The Soul’s Food

On a recent trip to my home town I was welcomed at the door by a stranger, a friend of a second cousin, who was looking after the place during my parents’ cross-country trip. Having grown up in a veritable hotel for friends and family, this didn’t seem all that strange. What got me was the fridge. Where the oversized jug of Lucerne 2 percent milk that could be wiped out in one Saturday morning once sat was an unimposing carton of organic skim. An array of exotic condiments had supplanted the Heinz. The eggs were brown.

Food had never much factored into my thinking about family. But as I took stock of the unfamiliar contents of the kitchen, I felt in a visceral way the absence of my mom and dad, who were by then rolling through western Missouri. I understood then what many people probably know intuitively: the inextricable link between food, family and community.


For most of history taste, like faith, was passed down from generation to generation, a culinary heritage adapted but rarely abandoned. Today, as in most areas of American life, individual choice reigns supreme, and consumers can choose from an infinite menu of specialized diets to suit their gastronomical preferences. We’ve got vegetarians, pescatarians, vegans and locavores. You can go gluten-free, raw or paleolithic (think hunting and gathering in the meat and produce sections). And for those with too much time on their hands, there is the all-emoji diet, consisting only of foods found among the texting symbols on a smartphone keyboard.
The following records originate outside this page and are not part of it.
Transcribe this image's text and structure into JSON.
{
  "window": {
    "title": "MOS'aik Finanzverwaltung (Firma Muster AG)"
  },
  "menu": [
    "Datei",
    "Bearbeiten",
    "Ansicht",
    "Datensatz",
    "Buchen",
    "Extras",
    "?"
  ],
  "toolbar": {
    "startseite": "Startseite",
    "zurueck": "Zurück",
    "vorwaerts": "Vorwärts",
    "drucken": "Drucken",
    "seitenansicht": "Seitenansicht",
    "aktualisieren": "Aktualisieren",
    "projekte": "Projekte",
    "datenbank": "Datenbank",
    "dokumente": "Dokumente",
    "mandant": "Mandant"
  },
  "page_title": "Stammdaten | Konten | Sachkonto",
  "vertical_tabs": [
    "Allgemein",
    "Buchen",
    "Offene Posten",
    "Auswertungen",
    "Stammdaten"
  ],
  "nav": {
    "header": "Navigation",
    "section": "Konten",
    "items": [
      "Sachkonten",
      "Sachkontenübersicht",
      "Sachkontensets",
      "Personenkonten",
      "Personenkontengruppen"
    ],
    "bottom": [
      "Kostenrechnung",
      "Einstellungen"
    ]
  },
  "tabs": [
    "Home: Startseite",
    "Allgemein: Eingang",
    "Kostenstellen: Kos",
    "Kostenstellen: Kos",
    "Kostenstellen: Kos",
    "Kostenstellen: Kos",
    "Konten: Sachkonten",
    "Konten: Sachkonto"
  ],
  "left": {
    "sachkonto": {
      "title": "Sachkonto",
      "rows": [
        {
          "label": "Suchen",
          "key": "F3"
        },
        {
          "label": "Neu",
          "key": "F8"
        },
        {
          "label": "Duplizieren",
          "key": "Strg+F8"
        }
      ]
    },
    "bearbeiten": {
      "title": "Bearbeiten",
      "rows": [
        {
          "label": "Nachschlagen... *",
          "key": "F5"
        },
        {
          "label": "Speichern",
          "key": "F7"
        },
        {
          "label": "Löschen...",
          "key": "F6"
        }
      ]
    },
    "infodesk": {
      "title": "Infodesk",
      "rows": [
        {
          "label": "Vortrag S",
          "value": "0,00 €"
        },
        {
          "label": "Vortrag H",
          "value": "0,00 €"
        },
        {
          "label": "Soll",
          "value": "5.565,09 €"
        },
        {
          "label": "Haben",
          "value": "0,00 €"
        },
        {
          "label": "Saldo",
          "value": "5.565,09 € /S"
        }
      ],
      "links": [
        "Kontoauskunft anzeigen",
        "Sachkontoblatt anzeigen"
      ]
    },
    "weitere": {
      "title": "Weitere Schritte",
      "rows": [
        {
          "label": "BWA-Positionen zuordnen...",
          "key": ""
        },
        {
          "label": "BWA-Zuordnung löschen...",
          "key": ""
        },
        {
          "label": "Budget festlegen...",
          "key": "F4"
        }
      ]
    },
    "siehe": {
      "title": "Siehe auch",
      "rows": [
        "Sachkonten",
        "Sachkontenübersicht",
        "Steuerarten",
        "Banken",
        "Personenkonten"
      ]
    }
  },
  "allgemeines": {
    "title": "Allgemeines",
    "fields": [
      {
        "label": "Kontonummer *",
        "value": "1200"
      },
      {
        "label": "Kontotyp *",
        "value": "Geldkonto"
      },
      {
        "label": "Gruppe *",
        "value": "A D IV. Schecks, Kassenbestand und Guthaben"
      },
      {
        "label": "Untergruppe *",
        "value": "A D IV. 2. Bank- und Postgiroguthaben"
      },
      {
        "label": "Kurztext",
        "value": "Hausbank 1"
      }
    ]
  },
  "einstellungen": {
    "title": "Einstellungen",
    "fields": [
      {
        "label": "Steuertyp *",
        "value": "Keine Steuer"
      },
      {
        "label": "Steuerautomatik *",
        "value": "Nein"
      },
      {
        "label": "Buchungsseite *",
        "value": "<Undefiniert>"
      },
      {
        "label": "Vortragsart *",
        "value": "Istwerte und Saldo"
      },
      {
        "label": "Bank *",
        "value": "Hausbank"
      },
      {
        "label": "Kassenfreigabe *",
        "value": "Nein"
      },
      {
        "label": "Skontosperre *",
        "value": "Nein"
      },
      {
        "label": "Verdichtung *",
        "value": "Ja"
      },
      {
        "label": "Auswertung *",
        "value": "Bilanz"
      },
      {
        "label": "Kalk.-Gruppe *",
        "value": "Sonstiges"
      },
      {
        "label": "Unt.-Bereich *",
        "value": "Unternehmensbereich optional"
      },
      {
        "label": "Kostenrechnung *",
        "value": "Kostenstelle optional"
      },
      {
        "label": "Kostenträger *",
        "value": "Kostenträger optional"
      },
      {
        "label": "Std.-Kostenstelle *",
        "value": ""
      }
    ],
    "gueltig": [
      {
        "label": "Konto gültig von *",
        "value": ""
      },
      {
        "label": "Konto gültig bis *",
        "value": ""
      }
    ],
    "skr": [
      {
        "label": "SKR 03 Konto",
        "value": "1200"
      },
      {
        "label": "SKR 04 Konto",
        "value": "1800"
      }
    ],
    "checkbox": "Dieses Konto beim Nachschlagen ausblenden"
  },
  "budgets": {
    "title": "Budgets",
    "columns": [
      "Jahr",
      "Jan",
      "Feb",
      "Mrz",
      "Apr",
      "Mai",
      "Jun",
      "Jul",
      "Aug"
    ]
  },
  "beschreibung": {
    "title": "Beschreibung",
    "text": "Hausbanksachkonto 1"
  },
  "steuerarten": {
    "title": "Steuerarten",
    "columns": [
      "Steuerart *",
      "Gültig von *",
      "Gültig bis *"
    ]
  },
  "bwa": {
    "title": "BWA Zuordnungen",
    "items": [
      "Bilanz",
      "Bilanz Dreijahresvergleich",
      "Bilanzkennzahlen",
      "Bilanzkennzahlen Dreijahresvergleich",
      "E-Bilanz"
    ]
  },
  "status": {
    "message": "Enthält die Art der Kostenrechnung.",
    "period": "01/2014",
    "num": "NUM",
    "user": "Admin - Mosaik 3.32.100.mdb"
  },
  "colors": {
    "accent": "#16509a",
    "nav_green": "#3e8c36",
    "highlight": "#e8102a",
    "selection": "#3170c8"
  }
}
In much the same way that keeping kosher or fasting on Fridays serves to strengthen religious identity, modern diets can establish the boundaries of a community. When asked if the “caveman” diet was a cult, John Durant, author of The Paleo Manifesto, unabashedly responded: “Yes, of course it is. And the world desperately needs more health cults, not fewer…. The old religion was health—health is the new religion.” And indeed, while modern diets may have shed their religious roots, the promises made by their evangelizers border on salvific. What’s the key to eternal youth—or at least a few more healthy decades of life? Eating 40 percent less food, according to the advocates of calorie restriction. Purify the body and mind with a liquid detox diet. Rob Rhinehart, the creator of Soylent, a complete nutrient product that cuts out the pesky business of eating altogether, thinks his concoction “has potential to feed the world.”

So does the world really need more health cults? There are undoubtedly some benefits to recent trends. For those struggling with obesity and food allergies, finding a supportive health community can be a lifesaver. Choosing a diet that supports local farmers or decreases one’s environmental impact is certainly laudable.

But the rise of ever more extreme or particular food restrictions can also fracture family and communal life. In The New York Times (10/1), Pamela Paul writes about the difficulty of planning meals after her 9-year-old daughter decided to become a vegetarian. She mourns the loss of her “once-cherished turkey Bolognese recipe” and hears the voice of a long-dead maternal Jewish relative prodding, “How will she get enough protein?” I started eating vegetarian while in college, and at home I would often make my own dinner if the family was having meat. I thought I was being low-maintenance, but now I can’t help but worry that in cooking for myself I robbed my mom of a fundamental way of expressing love.

Of course, we’ve seen this all before. In the first century, dietary traditions were upended by another radical new cult: Christianity. Community food fights apparently got contentious enough to warrant some stern words from St. Paul: “Let no one, then, pass judgment on you in matters of food and drink…. These are shadows of things to come; the reality belongs to Christ” (Col 2:16–17). His message holds today: eat meat or don’t, but do not let diet become a stumbling block to that most important meal, the communal breaking of bread, in families and in the Eucharist.

I had gone to Arlington, Va., that weekend to help my sister pull off the annual Labor Day potluck that my family has hosted for our neighbors for 21 years. I had my parents on call as I made the grocery list, figured out how many bags of ice to buy and prepared my mom’s famous five-layer dip. And as we all dug into the familiar dishes we’ve come to love over the years, it was almost as if they were there.